A minha mãe nem refilou, o meu pai ficou fulo. Deu as boas vindas com vómito no colo de minha mãe.

Chorou todas a noites durante um mês, não queria ficar sozinho.

Ganhou a sua luta e durante um tempo dormiu no meu quarto, assim já não gania toda a noite.

Acabaram os tapetes no Hall e na sala, foi a única coisa que estragou.

É guloso, brincalhão, medroso, enjoa nas viagens.

Passou a ser como família, vai connosco de fim-de-semana e de férias. 

Tenho de ter alguns cuidados com ele.

Há dias que não me apetecia passear-lo, principalmente no inverno em dias de frio. Contudo sabe sempre bem aquela voltinha. 

Por vezes quero estar sossegado e ele não me deixa, quer brincar.

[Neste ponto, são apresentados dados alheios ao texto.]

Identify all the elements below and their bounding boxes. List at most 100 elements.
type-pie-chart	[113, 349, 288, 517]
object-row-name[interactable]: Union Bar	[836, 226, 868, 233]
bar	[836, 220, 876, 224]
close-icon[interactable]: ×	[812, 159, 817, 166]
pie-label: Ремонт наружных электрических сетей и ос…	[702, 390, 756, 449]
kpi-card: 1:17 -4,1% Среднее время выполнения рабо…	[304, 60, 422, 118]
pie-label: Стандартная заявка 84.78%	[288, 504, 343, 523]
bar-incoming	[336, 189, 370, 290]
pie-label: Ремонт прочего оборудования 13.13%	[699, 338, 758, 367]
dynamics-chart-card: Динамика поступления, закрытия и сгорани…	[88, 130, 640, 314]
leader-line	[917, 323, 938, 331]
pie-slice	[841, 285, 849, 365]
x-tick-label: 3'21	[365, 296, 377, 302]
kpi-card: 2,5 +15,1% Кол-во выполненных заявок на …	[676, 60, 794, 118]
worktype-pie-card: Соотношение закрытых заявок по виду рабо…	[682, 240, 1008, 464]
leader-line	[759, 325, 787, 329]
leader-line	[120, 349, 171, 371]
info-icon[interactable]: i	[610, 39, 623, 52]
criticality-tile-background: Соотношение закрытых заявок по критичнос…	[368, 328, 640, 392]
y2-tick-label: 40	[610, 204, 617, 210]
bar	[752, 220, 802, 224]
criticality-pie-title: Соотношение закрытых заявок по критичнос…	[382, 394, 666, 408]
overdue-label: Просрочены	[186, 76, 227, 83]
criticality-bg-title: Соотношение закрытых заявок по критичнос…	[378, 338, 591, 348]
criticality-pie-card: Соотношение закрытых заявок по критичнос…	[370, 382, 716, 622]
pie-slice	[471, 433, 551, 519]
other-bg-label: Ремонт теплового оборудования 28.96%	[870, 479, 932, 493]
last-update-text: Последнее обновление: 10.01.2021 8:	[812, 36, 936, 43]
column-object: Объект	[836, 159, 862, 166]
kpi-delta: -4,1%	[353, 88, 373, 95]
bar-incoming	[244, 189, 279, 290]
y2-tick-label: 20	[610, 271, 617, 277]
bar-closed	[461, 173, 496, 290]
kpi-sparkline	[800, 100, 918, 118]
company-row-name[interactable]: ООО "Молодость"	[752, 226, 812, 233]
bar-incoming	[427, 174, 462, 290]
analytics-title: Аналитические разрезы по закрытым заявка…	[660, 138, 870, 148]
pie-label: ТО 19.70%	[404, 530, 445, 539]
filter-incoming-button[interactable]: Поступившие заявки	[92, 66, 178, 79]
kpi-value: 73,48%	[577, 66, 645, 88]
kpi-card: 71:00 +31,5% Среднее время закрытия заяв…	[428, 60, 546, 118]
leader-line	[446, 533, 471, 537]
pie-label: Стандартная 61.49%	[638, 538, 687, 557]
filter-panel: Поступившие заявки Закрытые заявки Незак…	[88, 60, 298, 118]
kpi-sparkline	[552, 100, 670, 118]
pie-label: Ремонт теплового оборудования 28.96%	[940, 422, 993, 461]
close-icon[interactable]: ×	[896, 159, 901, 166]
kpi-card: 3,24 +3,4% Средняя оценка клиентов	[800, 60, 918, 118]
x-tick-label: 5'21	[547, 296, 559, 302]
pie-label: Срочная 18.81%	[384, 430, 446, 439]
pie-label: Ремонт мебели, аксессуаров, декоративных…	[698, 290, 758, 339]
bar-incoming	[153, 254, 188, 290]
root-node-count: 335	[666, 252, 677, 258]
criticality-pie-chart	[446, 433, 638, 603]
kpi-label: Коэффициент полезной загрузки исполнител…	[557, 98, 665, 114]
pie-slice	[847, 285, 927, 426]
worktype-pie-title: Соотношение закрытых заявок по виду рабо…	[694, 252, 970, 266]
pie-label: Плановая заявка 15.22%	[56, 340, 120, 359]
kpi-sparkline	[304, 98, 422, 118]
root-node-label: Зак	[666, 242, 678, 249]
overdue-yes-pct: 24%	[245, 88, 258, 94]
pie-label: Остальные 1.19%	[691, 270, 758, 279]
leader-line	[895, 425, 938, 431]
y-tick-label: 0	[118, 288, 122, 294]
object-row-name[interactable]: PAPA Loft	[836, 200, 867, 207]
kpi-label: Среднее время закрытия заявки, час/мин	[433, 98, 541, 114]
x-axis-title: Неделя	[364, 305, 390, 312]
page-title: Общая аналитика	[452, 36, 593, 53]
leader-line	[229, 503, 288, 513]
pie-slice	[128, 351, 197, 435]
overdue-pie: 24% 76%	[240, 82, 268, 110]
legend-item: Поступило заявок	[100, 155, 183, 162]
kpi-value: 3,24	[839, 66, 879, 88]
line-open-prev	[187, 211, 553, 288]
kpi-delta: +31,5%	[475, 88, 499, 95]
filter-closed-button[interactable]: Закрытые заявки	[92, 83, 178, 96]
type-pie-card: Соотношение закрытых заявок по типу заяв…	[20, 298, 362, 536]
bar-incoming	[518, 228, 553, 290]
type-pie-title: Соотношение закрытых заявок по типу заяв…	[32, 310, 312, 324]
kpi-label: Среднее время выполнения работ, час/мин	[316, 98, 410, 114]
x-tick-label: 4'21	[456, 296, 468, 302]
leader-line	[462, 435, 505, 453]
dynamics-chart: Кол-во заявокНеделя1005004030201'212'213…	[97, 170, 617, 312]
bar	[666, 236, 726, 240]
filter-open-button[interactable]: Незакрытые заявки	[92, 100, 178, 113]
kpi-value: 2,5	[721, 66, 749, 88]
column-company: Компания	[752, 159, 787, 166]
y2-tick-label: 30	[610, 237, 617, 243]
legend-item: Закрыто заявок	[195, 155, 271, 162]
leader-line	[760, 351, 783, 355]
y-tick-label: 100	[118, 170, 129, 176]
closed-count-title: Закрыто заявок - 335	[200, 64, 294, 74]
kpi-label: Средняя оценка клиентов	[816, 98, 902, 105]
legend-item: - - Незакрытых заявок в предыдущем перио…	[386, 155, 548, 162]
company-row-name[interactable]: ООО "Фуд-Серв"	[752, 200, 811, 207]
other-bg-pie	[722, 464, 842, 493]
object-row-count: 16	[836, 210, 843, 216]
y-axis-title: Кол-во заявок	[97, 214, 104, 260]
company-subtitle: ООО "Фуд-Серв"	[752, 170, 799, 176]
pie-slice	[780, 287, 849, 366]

Anda sempre a trás de mim como sombra, nunca mais fui à casa de banho sozinho, até quando estou no banho ele fica ali sentado à minha espera.

Faz me esperas quando chego a casa e dá saltinhos de felicidade.

É raro ouvi-lo ladrar.

Tenho um grande amor pelo cão. É um bocado ridículo escreve-lo, mas é verdade.

bulldog-frances2.jpg

Esta foto não é minha, mas este cão é muito parecido com o meu.